Casino Royale (2006): Bond’s mission, to defeat Le Chiffre (Mads Mikkelsen) in a high-stakes poker game, would have been a non-starter without the financial vetting of British treasury agent Vesper Lynd (Eva Green).

So despite numerous instances of female characters portrayed as helpless damsels in distress, reduced to screaming and waiting for Bond to save them, maybe a more insidious form of discrimination is the one nobody notices: a failure to recognize the vital and life-saving achievements of women in Bond’s world, the Bondian version of less pay for equal work. In fact, hopes were raised that characters from two franchise films, Michelle Yeoh’s Wai Lin (Tomorrow Never Dies) and Halle Berry’s Jinx Johnson (Die Another Day) would receive independent films. Studio executives apparently weren’t yet ready for a woman to stand alone as an equal to 007.

During these pandemic days, nations with female heads-of-state seem to be responding to the COVID-19 outbreak more effectively, overall, than nations with male heads-of-state. An April, 2020, article from The Guardian points out that “women are ‘disproportionately represented to a rather startling degree’ among countries managing the crisis well…” One can only wonder how the United States might fare better if the candidate receiving the majority of votes in 2016 were in the Oval Office. Over the long run, will the world remember what happened? Or will credit instead go to luck and coincidence, another historic “It’s not what you think” anecdote?

History and fiction often turn on correct or incorrect interpretation of events (and interpreting history incorrectly can turn it into fiction). This can be used to creative advantage, for example with misunderstandings between characters in a novel or a screenplay that surprises audiences by defying genre conventions. It’s more challenging in real life, where we all struggle with our own preconceptions and expectations. Awareness is the first step. Whether it’s the absence of a much beloved (I’m sure of it!) blogger or a nation’s response to a novel virus, life is rarely as simple as we might like. More often than not, when you dig deeper, you’ll find reality is not what you first thought.

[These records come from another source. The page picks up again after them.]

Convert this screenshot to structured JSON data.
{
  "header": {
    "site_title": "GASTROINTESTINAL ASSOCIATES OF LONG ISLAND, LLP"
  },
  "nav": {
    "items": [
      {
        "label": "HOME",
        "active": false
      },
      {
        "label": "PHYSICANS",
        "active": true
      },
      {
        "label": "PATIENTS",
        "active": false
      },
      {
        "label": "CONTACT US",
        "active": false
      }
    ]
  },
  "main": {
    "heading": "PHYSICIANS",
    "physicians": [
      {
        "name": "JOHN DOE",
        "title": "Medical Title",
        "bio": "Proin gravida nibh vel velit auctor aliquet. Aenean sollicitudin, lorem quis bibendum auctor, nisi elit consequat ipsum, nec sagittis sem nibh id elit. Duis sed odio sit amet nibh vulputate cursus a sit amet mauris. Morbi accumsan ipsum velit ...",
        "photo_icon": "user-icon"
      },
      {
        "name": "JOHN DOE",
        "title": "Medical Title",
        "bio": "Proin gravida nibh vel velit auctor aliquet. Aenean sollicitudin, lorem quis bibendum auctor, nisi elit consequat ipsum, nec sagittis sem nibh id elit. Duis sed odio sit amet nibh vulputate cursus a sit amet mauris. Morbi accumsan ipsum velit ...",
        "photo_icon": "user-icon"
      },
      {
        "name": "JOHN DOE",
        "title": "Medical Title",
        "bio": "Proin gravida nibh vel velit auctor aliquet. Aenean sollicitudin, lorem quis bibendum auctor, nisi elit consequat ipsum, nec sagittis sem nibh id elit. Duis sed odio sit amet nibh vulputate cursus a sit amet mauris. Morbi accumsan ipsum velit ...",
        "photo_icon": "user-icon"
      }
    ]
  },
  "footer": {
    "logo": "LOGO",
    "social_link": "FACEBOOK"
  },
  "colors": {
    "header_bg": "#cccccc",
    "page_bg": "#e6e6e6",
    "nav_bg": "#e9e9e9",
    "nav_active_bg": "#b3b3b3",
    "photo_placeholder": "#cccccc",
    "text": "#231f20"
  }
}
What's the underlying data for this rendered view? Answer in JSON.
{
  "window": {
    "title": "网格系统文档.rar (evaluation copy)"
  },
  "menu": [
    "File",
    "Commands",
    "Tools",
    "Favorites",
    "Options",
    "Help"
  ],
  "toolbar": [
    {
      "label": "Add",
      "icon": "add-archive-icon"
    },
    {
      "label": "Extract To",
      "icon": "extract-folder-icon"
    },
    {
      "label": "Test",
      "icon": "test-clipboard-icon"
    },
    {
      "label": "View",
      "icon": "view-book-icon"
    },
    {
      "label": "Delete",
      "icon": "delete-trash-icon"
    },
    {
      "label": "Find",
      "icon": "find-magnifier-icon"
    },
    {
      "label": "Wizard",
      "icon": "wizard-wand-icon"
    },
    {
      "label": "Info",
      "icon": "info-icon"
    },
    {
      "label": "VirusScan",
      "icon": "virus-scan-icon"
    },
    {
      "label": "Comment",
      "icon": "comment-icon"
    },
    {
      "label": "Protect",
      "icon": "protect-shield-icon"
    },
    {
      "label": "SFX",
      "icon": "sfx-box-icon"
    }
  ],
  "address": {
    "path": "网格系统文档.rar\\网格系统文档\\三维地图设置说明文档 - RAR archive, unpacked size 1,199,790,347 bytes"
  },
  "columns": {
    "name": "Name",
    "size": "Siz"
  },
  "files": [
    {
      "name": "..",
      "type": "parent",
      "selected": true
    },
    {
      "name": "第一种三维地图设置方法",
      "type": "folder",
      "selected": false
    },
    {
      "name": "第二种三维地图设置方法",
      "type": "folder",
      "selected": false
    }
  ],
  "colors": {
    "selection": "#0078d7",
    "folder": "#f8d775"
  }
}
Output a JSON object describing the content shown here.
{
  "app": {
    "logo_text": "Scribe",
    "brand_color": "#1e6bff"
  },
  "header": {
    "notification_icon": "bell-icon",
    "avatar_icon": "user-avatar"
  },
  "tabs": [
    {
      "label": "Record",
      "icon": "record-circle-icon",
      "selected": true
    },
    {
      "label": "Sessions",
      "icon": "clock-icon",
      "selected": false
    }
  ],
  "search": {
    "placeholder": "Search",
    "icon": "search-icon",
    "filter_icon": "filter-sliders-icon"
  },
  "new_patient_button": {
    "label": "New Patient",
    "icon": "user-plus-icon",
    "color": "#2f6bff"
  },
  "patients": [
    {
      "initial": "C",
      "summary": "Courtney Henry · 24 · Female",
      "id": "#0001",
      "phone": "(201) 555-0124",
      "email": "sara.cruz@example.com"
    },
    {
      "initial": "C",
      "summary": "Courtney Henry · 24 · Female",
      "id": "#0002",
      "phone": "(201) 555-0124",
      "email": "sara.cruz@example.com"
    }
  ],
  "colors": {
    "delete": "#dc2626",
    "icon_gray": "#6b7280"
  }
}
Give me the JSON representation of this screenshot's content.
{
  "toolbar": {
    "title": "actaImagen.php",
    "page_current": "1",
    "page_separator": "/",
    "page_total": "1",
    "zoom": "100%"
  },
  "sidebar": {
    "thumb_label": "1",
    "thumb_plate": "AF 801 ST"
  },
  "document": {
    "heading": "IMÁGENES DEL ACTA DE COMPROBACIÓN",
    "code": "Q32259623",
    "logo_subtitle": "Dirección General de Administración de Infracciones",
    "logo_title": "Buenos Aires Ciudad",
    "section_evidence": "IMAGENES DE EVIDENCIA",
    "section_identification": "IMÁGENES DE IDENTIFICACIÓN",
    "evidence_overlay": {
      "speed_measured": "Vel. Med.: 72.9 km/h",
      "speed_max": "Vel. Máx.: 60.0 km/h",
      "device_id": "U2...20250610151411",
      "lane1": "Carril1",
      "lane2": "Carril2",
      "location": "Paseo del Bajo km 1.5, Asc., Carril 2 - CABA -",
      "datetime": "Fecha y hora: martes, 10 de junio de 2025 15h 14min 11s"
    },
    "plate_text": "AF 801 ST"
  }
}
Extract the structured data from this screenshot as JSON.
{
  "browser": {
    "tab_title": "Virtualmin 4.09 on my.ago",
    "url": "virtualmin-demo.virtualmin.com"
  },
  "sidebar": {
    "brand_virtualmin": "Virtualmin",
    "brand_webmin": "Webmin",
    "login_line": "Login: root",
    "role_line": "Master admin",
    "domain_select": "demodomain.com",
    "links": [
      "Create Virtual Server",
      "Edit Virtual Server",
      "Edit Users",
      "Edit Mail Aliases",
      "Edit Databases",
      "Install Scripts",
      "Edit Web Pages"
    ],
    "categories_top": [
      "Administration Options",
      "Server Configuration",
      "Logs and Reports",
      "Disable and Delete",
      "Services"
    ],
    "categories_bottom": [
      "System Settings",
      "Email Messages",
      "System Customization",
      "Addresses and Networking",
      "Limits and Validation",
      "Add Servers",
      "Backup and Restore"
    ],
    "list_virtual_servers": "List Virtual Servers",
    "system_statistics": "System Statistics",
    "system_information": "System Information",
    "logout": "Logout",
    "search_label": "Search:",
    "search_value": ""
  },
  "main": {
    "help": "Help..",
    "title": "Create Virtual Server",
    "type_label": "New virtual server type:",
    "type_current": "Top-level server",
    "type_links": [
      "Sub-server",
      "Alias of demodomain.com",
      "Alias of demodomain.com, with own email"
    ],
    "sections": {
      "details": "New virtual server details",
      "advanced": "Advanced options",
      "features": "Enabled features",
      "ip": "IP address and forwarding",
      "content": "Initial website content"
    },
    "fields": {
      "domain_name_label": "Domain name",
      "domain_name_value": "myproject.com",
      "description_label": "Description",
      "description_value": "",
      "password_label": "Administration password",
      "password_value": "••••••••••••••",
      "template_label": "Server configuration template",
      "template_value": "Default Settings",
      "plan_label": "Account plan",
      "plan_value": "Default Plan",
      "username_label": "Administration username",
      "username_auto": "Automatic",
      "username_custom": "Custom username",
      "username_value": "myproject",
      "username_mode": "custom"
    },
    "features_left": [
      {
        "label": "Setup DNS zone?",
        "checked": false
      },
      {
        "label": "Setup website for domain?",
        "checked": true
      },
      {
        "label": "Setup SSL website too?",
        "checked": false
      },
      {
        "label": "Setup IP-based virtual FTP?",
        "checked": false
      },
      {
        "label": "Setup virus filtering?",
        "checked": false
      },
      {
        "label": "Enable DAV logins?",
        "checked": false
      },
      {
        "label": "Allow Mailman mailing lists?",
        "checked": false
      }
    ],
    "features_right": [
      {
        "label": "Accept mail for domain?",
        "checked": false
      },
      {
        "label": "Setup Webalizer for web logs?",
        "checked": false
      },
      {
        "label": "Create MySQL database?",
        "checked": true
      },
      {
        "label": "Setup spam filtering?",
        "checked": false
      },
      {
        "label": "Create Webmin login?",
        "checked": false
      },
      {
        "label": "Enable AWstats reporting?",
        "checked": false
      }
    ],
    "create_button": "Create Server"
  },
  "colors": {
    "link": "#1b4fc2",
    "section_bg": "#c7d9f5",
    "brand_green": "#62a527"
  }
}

One thought on “It’s Not What You Think

  1. A very thoughtful (and thought-provoking) essay that astutely links gender roles in the Bond films and actions of female heads of state during the pandemic. I like the way you tie it in to the larger picture of “It’s not what you think,” that we’re all prone to seeing and interpreting what’s on the surface rather than going deeper, especially during a crisis.